L’interception de la Flottille de la Liberté en route vers Gaza en octobre dernier a conduit le parquet turc à inculper 35 Israéliens, dont Netanyahu et Ben-Gvir, de torture de militants turcs. En réaction, le ministre israélien de la Sécurité nationale a publié sur les réseaux sociaux : « Erdogan, va te faire foutre. » Les navires de la Flottille avaient pour mission d’acheminer de l’aide humanitaire à la population palestinienne de la bande de Gaza, épuisée par deux années de génocide. Les forces navales israéliennes seraient intervenues en eaux internationales et auraient détenu de force des passagers, « commettant des violences physiques à l’encontre de certains d’entre eux et les privant de leur liberté de mouvement et d’accès à l’aide ».

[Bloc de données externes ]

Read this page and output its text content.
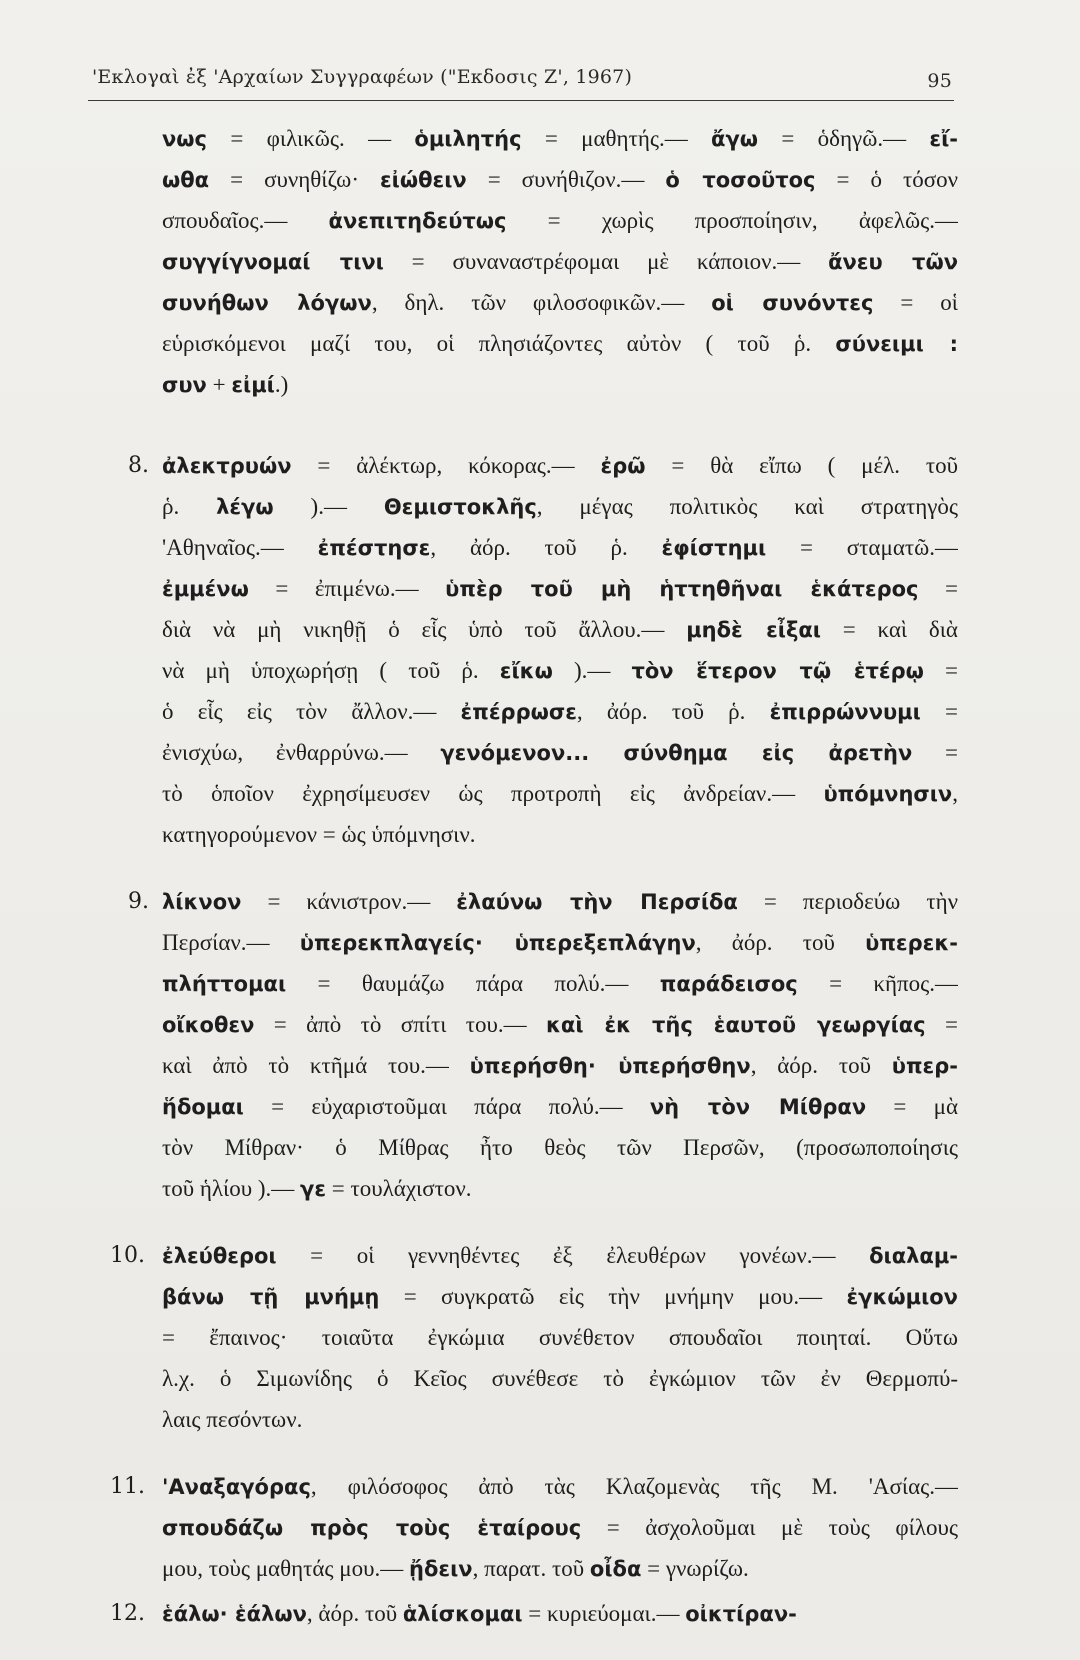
'Εκλογαὶ ἐξ 'Αρχαίων Συγγραφέων ("Εκδοσις Ζ', 1967)	95
νως = φιλικῶς. — ὁμιλητής = μαθητής.— ἄγω = ὁδηγῶ.— εἴ-
ωθα = συνηθίζω· εἰώθειν = συνήθιζον.— ὁ τοσοῦτος = ὁ τόσον
σπουδαῖος.— ἀνεπιτηδεύτως = χωρὶς προσποίησιν, ἀφελῶς.—
συγγίγνομαί τινι = συναναστρέφομαι μὲ κάποιον.— ἄνευ τῶν
συνήθων λόγων, δηλ. τῶν φιλοσοφικῶν.— οἱ συνόντες = οἱ
εὑρισκόμενοι μαζί του, οἱ πλησιάζοντες αὐτὸν ( τοῦ ῥ. σύνειμι :
συν + εἰμί.)
8. ἀλεκτρυών = ἀλέκτωρ, κόκορας.— ἐρῶ = θὰ εἴπω ( μέλ. τοῦ
ῥ. λέγω ).— Θεμιστοκλῆς, μέγας πολιτικὸς καὶ στρατηγὸς
'Αθηναῖος.— ἐπέστησε, ἀόρ. τοῦ ῥ. ἐφίστημι = σταματῶ.—
ἐμμένω = ἐπιμένω.— ὑπὲρ τοῦ μὴ ἡττηθῆναι ἑκάτερος =
διὰ νὰ μὴ νικηθῇ ὁ εἷς ὑπὸ τοῦ ἄλλου.— μηδὲ εἶξαι = καὶ διὰ
νὰ μὴ ὑποχωρήσῃ ( τοῦ ῥ. εἴκω ).— τὸν ἕτερον τῷ ἑτέρῳ =
ὁ εἷς εἰς τὸν ἄλλον.— ἐπέρρωσε, ἀόρ. τοῦ ῥ. ἐπιρρώννυμι =
ἐνισχύω, ἐνθαρρύνω.— γενόμενον... σύνθημα εἰς ἀρετὴν =
τὸ ὁποῖον ἐχρησίμευσεν ὡς προτροπὴ εἰς ἀνδρείαν.— ὑπόμνησιν,
κατηγορούμενον = ὡς ὑπόμνησιν.
9. λίκνον = κάνιστρον.— ἐλαύνω τὴν Περσίδα = περιοδεύω τὴν
Περσίαν.— ὑπερεκπλαγείς· ὑπερεξεπλάγην, ἀόρ. τοῦ ὑπερεκ-
πλήττομαι = θαυμάζω πάρα πολύ.— παράδεισος = κῆπος.—
οἴκοθεν = ἀπὸ τὸ σπίτι του.— καὶ ἐκ τῆς ἑαυτοῦ γεωργίας =
καὶ ἀπὸ τὸ κτῆμά του.— ὑπερήσθη· ὑπερήσθην, ἀόρ. τοῦ ὑπερ-
ἥδομαι = εὐχαριστοῦμαι πάρα πολύ.— νὴ τὸν Μίθραν = μὰ
τὸν Μίθραν· ὁ Μίθρας ἦτο θεὸς τῶν Περσῶν, (προσωποποίησις
τοῦ ἡλίου ).— γε = τουλάχιστον.
10. ἐλεύθεροι = οἱ γεννηθέντες ἐξ ἐλευθέρων γονέων.— διαλαμ-
βάνω τῇ μνήμῃ = συγκρατῶ εἰς τὴν μνήμην μου.— ἐγκώμιον
= ἔπαινος· τοιαῦτα ἐγκώμια συνέθετον σπουδαῖοι ποιηταί. Οὕτω
λ.χ. ὁ Σιμωνίδης ὁ Κεῖος συνέθεσε τὸ ἐγκώμιον τῶν ἐν Θερμοπύ-
λαις πεσόντων.
11. 'Αναξαγόρας, φιλόσοφος ἀπὸ τὰς Κλαζομενὰς τῆς Μ. 'Ασίας.—
σπουδάζω πρὸς τοὺς ἑταίρους = ἀσχολοῦμαι μὲ τοὺς φίλους
μου, τοὺς μαθητάς μου.— ᾔδειν, παρατ. τοῦ οἶδα = γνωρίζω.
12. ἑάλω· ἑάλων, ἀόρ. τοῦ ἁλίσκομαι = κυριεύομαι.— οἰκτίραν-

Le parquet général d’Istanbul a requis la réclusion à perpétuité aggravée contre les accusés, ainsi que des peines de prison supplémentaires qui, cumulées, représenteraient entre 1 102 et 4 596 ans d’emprisonnement pour chacun d’eux. Les autorités israéliennes ont fermement rejeté ces accusations. Le ministre israélien de la Défense, Israel Katz, a qualifié la procédure de « farce » et d’« absurdité flagrante », accusant le président turc Recep Tayyip Erdoğan d’entretenir des liens avec les Frères musulmans et affirmant qu’Israël agit en état de légitime défense contre le Hamas. Katz a également vivement critiqué Erdoğan, le qualifiant « d’antisémite » et l’accusant d’être responsable des violations commises contre les Kurdes. Le président turc a également été pris pour cible par Ben Gvir, qui lui a lancé un « Va te faire foutre » sur les réseaux sociaux. Suite aux accusations du ministre israélien de la Défense, le ministère turc des Affaires étrangères a publié un communiqué virulent, qualifiant Netanyahu de « Hitler des temps modernes » pour ses actions durant le conflit. Ankara a également évoqué la procédure en cours devant la Cour internationale de Justice contre Israël pour génocide présumé à Gaza, déclarant que la Turquie continuerait de soutenir la population civile et d’œuvrer pour que Netanyahu réponde de ses actes.

Le Premier ministre israélien, accusé de corruption, continue de faire face à des accusations de la part de juges et de tribunaux nationaux et étrangers, et tandis que les escarmouches diplomatiques se poursuivent, un nouveau conflit turco-israélien se profile à l’horizon.